Emergency contraception was poorly accessed generally – in Argentina, just 20% of women living with HIV used it, but 80% knew of its existence. Barriers to contraception for this group included high cost, lack of information and restricted availability in healthcare settings. Alarmingly, many women reported condoms and sterilisation as the only contraceptive options they thought available to them. Abortion rates were also higher among women living with HIV. Among women living with HIV there were 79% more induced abortions, with 48% citing fear of transmission to their babies as the main reason to undergo an abortion.
In the few studies that analysed sterilisation, one study in Brazil from 2005 found sterilisation to be 82% more common among women living with HIV compared to those not living with HIV. In 2015, a similar study from Brazil found no difference in sterilisation between the groups, but women living with HIV who gave birth via C-section were more likely to be sterilised post-partum compared to women not living with HIV. Given strict sterilisation laws in Brazil, there are concerns that women living with HIV undergoing voluntary sterilisation may be being given misinformation around the risks of HIV transmission to their child.
The authors noted, “Given the available interventions recommended by WHO, [women living with HIV] can have planned pregnancies and vaginal deliveries with minimal possibility of perinatal transmission, and HIV seropositivity should never be a motivation for unwanted sterilization or abortion.”
Women living with HIV in the region are also two to 16 times more likely to experience violence than HIV-negative women.
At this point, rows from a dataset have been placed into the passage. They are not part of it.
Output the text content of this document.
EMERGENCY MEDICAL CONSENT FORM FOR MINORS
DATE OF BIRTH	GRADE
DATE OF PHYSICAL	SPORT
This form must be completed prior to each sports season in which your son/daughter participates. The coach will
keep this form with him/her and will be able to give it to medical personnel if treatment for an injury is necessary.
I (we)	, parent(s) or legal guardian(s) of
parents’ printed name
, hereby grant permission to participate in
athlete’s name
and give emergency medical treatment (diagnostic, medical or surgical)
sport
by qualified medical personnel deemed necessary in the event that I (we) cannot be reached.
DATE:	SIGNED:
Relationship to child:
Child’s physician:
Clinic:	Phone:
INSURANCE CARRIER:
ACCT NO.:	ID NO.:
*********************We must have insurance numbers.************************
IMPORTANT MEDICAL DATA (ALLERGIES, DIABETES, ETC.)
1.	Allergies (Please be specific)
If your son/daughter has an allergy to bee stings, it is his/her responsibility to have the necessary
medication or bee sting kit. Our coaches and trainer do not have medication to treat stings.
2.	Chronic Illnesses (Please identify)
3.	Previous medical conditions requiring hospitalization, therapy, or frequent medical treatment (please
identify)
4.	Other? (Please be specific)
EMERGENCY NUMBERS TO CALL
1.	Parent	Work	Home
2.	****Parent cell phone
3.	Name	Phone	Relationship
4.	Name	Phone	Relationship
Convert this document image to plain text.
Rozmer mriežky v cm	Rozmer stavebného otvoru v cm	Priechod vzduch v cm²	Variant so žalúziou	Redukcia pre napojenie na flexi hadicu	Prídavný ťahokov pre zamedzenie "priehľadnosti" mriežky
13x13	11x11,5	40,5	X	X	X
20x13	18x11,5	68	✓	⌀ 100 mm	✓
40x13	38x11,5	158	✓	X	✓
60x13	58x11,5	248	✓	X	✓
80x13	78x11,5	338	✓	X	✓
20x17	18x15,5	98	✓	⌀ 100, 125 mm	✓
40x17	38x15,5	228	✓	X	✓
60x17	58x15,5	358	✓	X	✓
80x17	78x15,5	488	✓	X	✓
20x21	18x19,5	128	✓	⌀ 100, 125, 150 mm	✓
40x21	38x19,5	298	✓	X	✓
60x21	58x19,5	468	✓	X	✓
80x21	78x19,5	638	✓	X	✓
In several studies from Mexico, Honduras, El Salvador, Nicaragua and Argentina, sexual, physical and psychological violence were repeatedly reported by women living with HIV. In Mexico, HIV disclosure to a sexual partner and asking to use a condom were triggers for violent acts.
Institutional violence was more frequently reported when women living with HIV were accessing care – including antenatal care and family planning services – outside of their normal HIV care, which they reported as being usually friendly and supportive. Women living with HIV who were diagnosed upon becoming pregnant in Argentina and Brazil were also more vulnerable to institutional violence because of a lack of knowledge around HIV and limited time to internalise their diagnosis. Some women who were aware of their status before becoming pregnant reported institutional violence, and stigmatising behaviour from healthcare workers who felt they shouldn’t have become pregnant.
In their conclusion, the authors state “Improving the use of and access to SRHS among [women living with HIV] dictates the need to provide safe preventive interventions during and prior to prenatal care, with modern contraceptive options and support for these women in making informed decisions.”